ALUNAS – A divulgação do programa foi feita pelas próprias PLPs nas regiões. Isso levou cerca de 800 mulheres ao GEEMPA, onde foram testadas, pois a meta é atingir somente as analfabetas. Destas, 500 puderam se matricular. “Para a expressiva maioria, a sílaba não faz qualquer sentido, 40% estão no nível denominado pré-silábico um e dois. No pré-silábico um, a pessoa escreve desenhando (por exemplo, desenha uma xícara e considera que escreveu a palavra xícara); no dois, estão aquelas que ainda não relacionaram a fala à escrita. Outras 40% estão no nível silábico, porque associam um símbolo a uma sílaba sonora”, explica Maria Luiza. “As 20% restantes estão na fase denominada silábica-alfabética ou intermediária três, que são aquelas pessoas que sabem que as letras estão associadas às sílabas, mas ainda compreendem que uma única letra é suficiente para formar uma sílaba; quer dizer, ainda não sabem como escrever convencionalmente”.
“Em Porto Alegre existem muitos analfabetos, principalmente mulheres e mais entre as negras”, revela a educadora, citando levantamento feito nas comunidades. Outra constatação foi a de que um número significativo de mulheres vítimas da violência doméstica são analfabetas.
Além de facilitar a tomada de decisões, aprender a sair da vila, arrumar emprego, ser alfabetizada também significa superar o sentimento de humilhação. “As mulheres analfabetas percorrem um espaço muito reduzido, o doméstico”, afirma Maria da Glória. O programa de alfabetização oferece outros incentivos, como transporte, lanche e alguns materiais didáticos. Além disso, há ainda a bolsa-escola de R$ 100,00, um prêmio oferecido no final para as alunas sem nenhuma falta e que conseguiram se alfabetizar.
SALA DE AULA – A biblioteca da Escola Estadual de 1º grau incompleto Madre Maria Selima, na Vila São Miguel, em Porto Alegre, é a sala de aula de 22 mulheres que, empenhadas, manuseiam papéis, lápis, grandes e coloridas letras do alfabeto. Três alunas são de uma mesma família. Ana Lice Fátima da Silva, 23 anos, faz a tarefa com Fernanda no colo, a filha de 5 meses. Ao seu lado, a prima, Romilda Fátima Camargo, 25 anos, também acompanhada da filha, de 5 anos, e a tia Lúcia Eloá Oliveira, 39 anos.
Vanilda Menezes Machado, 34 anos, tem dois filhos.
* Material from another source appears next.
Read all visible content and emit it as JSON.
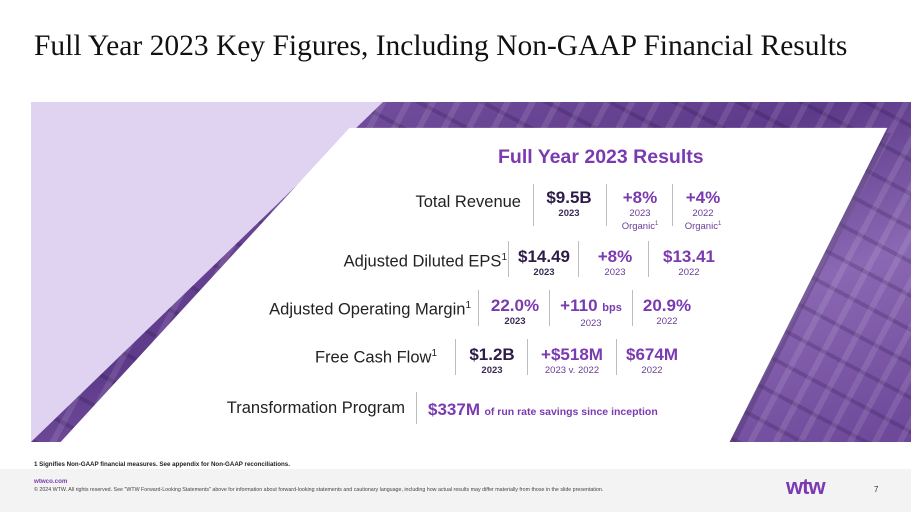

O de 8 anos está na primeira série e o de 10 na terceira. “Estão dando apoio, o marido também”, conta. As crianças não só aprovam, como estudam junto e auxiliam a mãe. “Eu não sei nem explicar, não acho as palavras, de tão bom”.
Diva Mello da Silva, 61 anos, viúva, aposentada, temia a vergonha, acreditava que só as jovens participavam do programa de alfabetização. Mas agora comemora o encontro com mais mulheres da sua faixa etária.
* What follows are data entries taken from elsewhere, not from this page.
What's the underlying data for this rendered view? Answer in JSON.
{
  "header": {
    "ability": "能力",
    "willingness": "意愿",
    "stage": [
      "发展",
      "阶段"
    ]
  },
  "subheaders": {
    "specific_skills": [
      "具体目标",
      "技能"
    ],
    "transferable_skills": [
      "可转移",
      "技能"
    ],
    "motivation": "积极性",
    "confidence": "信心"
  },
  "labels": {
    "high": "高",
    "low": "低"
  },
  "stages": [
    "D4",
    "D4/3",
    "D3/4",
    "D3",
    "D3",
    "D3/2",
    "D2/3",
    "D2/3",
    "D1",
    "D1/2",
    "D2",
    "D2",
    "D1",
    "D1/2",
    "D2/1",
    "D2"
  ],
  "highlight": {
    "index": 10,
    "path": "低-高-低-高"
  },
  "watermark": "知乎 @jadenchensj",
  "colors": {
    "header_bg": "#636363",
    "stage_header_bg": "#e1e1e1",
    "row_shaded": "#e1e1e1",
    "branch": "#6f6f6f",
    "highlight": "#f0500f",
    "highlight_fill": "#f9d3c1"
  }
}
A professora Valdirene Matos, 27 anos, diz que os resultados deste desafio para ela e para as alunas “está sendo maravilhoso”. Entusiasma-se, enumerando algumas características do proposta construtivista utilizada, mostrando o ambiente alfabetizador da sala de aula, com textos produzidos pelas alunas e expostos na parede.
A relação do que acontece entre Valdirene e suas alunas é um exemplo do que escreve Paulo Freire no seu último livro publicado (Pedagogia da autonomia: saberes necessários à prática educativa, editora Paz e Terra, 1996): “(…) desde os começos do processo, vá ficando cada vez mais claro que, embora diferentes entre si, quem forma se forma e reforma ao formar e quem é formado forma-se e forma ao ser formado”. Solidariedade é outro princípio da pedagogia freiriana presente entre as alunas de Valdirene: “Uma delas ficou preocupada com a tosse de uma colega, preparou um xarope caseiro e trouxe para ela”, relata a professora.